All of these scenarios could leave your jaw in distress, but you might not necessarily know what the problem is. Because of the symptoms you experience, you might think something else is wrong. Here are just a few common signs that your jaw is in distress and you should speak with your dentist.
Jaw disorders could result in several different types of pain, not all of them in your actual jaw. Suppose you’re suffering from bruxism, or the clenching and grinding of teeth. This could cause distress to your teeth and jaws, and while you may feel discomfort, aches, and pain in your jaw, you could also experience symptoms like unusual neck pain and stiffness, especially upon waking.
You might have ear pain that makes you think you’re suffering from an ear infection. Tooth pain could also indicate an issue with your jaw. If your symptoms persist and your doctor can’t seem to find the problem, it’s time to see your dentist. Perhaps the problem is in your jaw.
If your jaw is in distress, it’s not at all uncommon to get headaches. They could be a result of swelling, stiffness, or tension in the muscles surrounding the jaw, just for example. Tension headaches that start at the neck or back of the head and cluster headaches that tend to center on one eye are a common sign that there is some issue with your jaw (although this is not the only cause of such headaches).
There’s a lot going on in our heads, so to speak, and considering our breathing and eating systems are so closely connected, it’s no wonder that sinus and jaw issues might go hand-in-hand.
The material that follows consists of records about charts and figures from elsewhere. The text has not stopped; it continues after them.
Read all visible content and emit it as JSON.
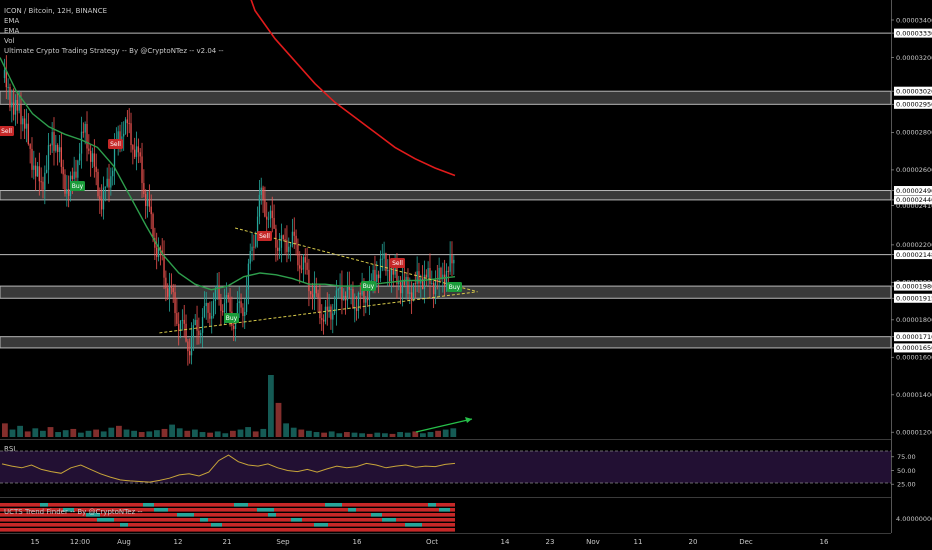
{
  "header": {
    "title": "ICON / Bitcoin, 12H, BINANCE",
    "indicators": [
      "EMA",
      "EMA",
      "Vol",
      "Ultimate Crypto Trading Strategy -- By @CryptoNTez -- v2.04 --"
    ]
  },
  "rsi_label": "RSI",
  "ucts_label": "UCTS Trend Finder -- By @CryptoNTez --",
  "colors": {
    "background": "#000000",
    "up": "#26a69a",
    "down": "#ef5350",
    "ema_fast": "#2e9e4c",
    "ema_slow": "#e01b1b",
    "triangle": "#d6c94b",
    "zone_fill": "#6a6a6a",
    "zone_border": "#b8b8b8",
    "rsi_line": "#c8a53a",
    "rsi_band": "#221033",
    "buy": "#1b9b3a",
    "sell": "#c62828",
    "arrow": "#27c04a"
  },
  "price_axis": {
    "ticks": [
      "0.00003400",
      "0.00003330",
      "0.00003200",
      "0.00003020",
      "0.00002950",
      "0.00002800",
      "0.00002600",
      "0.00002490",
      "0.00002440",
      "0.00002410",
      "0.00002200",
      "0.00002148",
      "0.00002000",
      "0.00001980",
      "0.00001915",
      "0.00001800",
      "0.00001710",
      "0.00001650",
      "0.00001600",
      "0.00001400",
      "0.00001200"
    ],
    "boxed": [
      "0.00003330",
      "0.00003020",
      "0.00002950",
      "0.00002490",
      "0.00002440",
      "0.00002148",
      "0.00001980",
      "0.00001915",
      "0.00001710",
      "0.00001650"
    ]
  },
  "rsi_axis": {
    "ticks": [
      "75.00",
      "50.00",
      "25.00"
    ]
  },
  "ucts_axis": {
    "ticks": [
      "4.00000000"
    ]
  },
  "x_axis": {
    "ticks": [
      "15",
      "12:00",
      "Aug",
      "12",
      "21",
      "Sep",
      "16",
      "Oct",
      "14",
      "23",
      "Nov",
      "11",
      "20",
      "Dec",
      "16"
    ]
  },
  "signals": [
    {
      "type": "Sell",
      "label": "Sell"
    },
    {
      "type": "Buy",
      "label": "Buy"
    },
    {
      "type": "Sell",
      "label": "Sell"
    },
    {
      "type": "Buy",
      "label": "Buy"
    },
    {
      "type": "Sell",
      "label": "Sell"
    },
    {
      "type": "Buy",
      "label": "Buy"
    },
    {
      "type": "Sell",
      "label": "Sell"
    },
    {
      "type": "Buy",
      "label": "Buy"
    }
  ],
  "chart_data": {
    "type": "candlestick",
    "title": "ICON / Bitcoin, 12H, BINANCE",
    "price_range": [
      1.18e-05,
      3.48e-05
    ],
    "horizontal_zones": [
      {
        "low": 2.95e-05,
        "high": 3.02e-05
      },
      {
        "low": 2.44e-05,
        "high": 2.49e-05
      },
      {
        "low": 1.915e-05,
        "high": 1.98e-05
      },
      {
        "low": 1.65e-05,
        "high": 1.71e-05
      }
    ],
    "horizontal_lines": [
      3.33e-05,
      2.148e-05
    ],
    "triangle": {
      "upper": {
        "from": {
          "date": "Aug 23",
          "price": 2.29e-05
        },
        "to": {
          "date": "Oct 10",
          "price": 1.95e-05
        }
      },
      "lower": {
        "from": {
          "date": "Aug 8",
          "price": 1.73e-05
        },
        "to": {
          "date": "Oct 10",
          "price": 1.95e-05
        }
      }
    },
    "close_path": [
      3.09e-05,
      3.04e-05,
      2.9e-05,
      2.94e-05,
      2.83e-05,
      2.7e-05,
      2.58e-05,
      2.52e-05,
      2.62e-05,
      2.78e-05,
      2.72e-05,
      2.55e-05,
      2.49e-05,
      2.56e-05,
      2.72e-05,
      2.81e-05,
      2.68e-05,
      2.55e-05,
      2.43e-05,
      2.51e-05,
      2.64e-05,
      2.76e-05,
      2.84e-05,
      2.8e-05,
      2.72e-05,
      2.62e-05,
      2.46e-05,
      2.31e-05,
      2.19e-05,
      2.09e-05,
      1.98e-05,
      1.89e-05,
      1.8e-05,
      1.72e-05,
      1.67e-05,
      1.74e-05,
      1.79e-05,
      1.83e-05,
      1.88e-05,
      1.92e-05,
      1.9e-05,
      1.86e-05,
      1.81e-05,
      1.84e-05,
      1.9e-05,
      2.11e-05,
      2.32e-05,
      2.45e-05,
      2.39e-05,
      2.29e-05,
      2.22e-05,
      2.18e-05,
      2.24e-05,
      2.2e-05,
      2.12e-05,
      2.06e-05,
      1.98e-05,
      1.9e-05,
      1.84e-05,
      1.81e-05,
      1.87e-05,
      1.93e-05,
      1.96e-05,
      1.93e-05,
      1.89e-05,
      1.91e-05,
      1.94e-05,
      1.99e-05,
      2.06e-05,
      2.11e-05,
      2.08e-05,
      2.03e-05,
      2.01e-05,
      1.98e-05,
      1.95e-05,
      1.99e-05,
      2.02e-05,
      2.03e-05,
      1.99e-05,
      2.01e-05,
      2.03e-05,
      2.07e-05,
      2.12e-05
    ],
    "ema_fast": [
      3.2e-05,
      3.02e-05,
      2.9e-05,
      2.83e-05,
      2.79e-05,
      2.76e-05,
      2.72e-05,
      2.62e-05,
      2.46e-05,
      2.3e-05,
      2.15e-05,
      2.05e-05,
      1.99e-05,
      1.96e-05,
      1.98e-05,
      2.03e-05,
      2.05e-05,
      2.04e-05,
      2.02e-05,
      1.99e-05,
      1.99e-05,
      1.98e-05,
      1.98e-05,
      1.99e-05,
      2e-05,
      2.01e-05,
      2.01e-05,
      2.02e-05,
      2.03e-05
    ],
    "ema_slow": [
      5.2e-05,
      4.3e-05,
      3.75e-05,
      3.45e-05,
      3.3e-05,
      3.18e-05,
      3.06e-05,
      2.96e-05,
      2.88e-05,
      2.8e-05,
      2.72e-05,
      2.66e-05,
      2.61e-05,
      2.57e-05
    ],
    "rsi": {
      "bands": [
        70,
        30
      ],
      "axis_ticks": [
        75,
        50,
        25
      ],
      "values": [
        62,
        58,
        55,
        60,
        52,
        48,
        45,
        55,
        60,
        52,
        44,
        38,
        33,
        31,
        30,
        29,
        32,
        36,
        42,
        44,
        40,
        47,
        68,
        78,
        66,
        60,
        58,
        62,
        55,
        50,
        48,
        52,
        47,
        53,
        58,
        55,
        57,
        63,
        60,
        55,
        58,
        60,
        56,
        58,
        57,
        61,
        63
      ]
    },
    "volume": {
      "values": [
        0.22,
        0.12,
        0.18,
        0.09,
        0.14,
        0.1,
        0.16,
        0.08,
        0.11,
        0.13,
        0.07,
        0.1,
        0.12,
        0.09,
        0.15,
        0.18,
        0.12,
        0.1,
        0.08,
        0.09,
        0.11,
        0.13,
        0.2,
        0.14,
        0.1,
        0.12,
        0.08,
        0.07,
        0.09,
        0.06,
        0.1,
        0.12,
        0.16,
        0.09,
        0.13,
        1.0,
        0.55,
        0.22,
        0.15,
        0.12,
        0.1,
        0.08,
        0.07,
        0.09,
        0.06,
        0.08,
        0.07,
        0.06,
        0.05,
        0.07,
        0.06,
        0.05,
        0.08,
        0.07,
        0.09,
        0.06,
        0.08,
        0.1,
        0.12,
        0.14
      ]
    }
  }
}
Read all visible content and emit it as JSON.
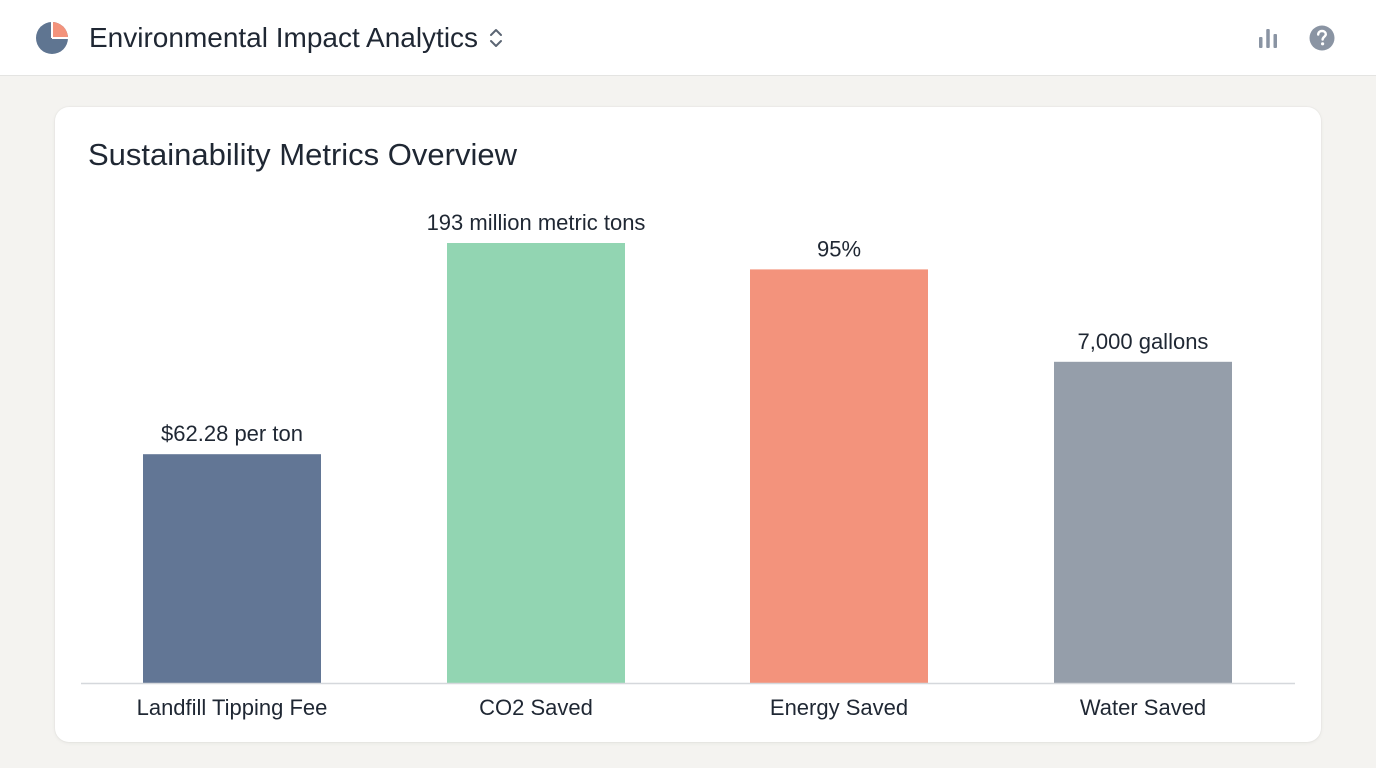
{
  "header": {
    "title": "Environmental Impact Analytics",
    "logo_icon": "pie-chart-icon",
    "switcher_icon": "chevron-up-down-icon",
    "actions": [
      {
        "icon": "bar-chart-icon"
      },
      {
        "icon": "help-circle-icon"
      }
    ]
  },
  "card": {
    "title": "Sustainability Metrics Overview"
  },
  "chart_data": {
    "type": "bar",
    "title": "Sustainability Metrics Overview",
    "categories": [
      "Landfill Tipping Fee",
      "CO2 Saved",
      "Energy Saved",
      "Water Saved"
    ],
    "value_labels": [
      "$62.28 per ton",
      "193 million metric tons",
      "95%",
      "7,000 gallons"
    ],
    "bar_heights_relative": [
      0.52,
      1.0,
      0.94,
      0.73
    ],
    "colors": [
      "#627695",
      "#92d5b2",
      "#f3937c",
      "#959eaa"
    ],
    "axis_color": "#d5d8dc",
    "grid": false,
    "xlabel": "",
    "ylabel": ""
  },
  "colors": {
    "background": "#f4f3f0",
    "card": "#ffffff",
    "text": "#1f2733",
    "icon_gray": "#8a94a3",
    "logo_blue": "#5f7591",
    "logo_coral": "#f3937c"
  }
}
Sinus infections could cause swelling and joint pain in the jaw, and problems with the jaw could present symptoms similar to sinus infections in some cases.
You’ve probably never heard of the trigeminal nerve, which runs to the outside of the eye socket, along the cheekbone, and down the jaw, unless you’ve suffered trigeminal neuralgia. This painful condition is often confused for ear and sinus infections, but it’s actually an irritated nerve that can cause incredible face and jaw pain until treated.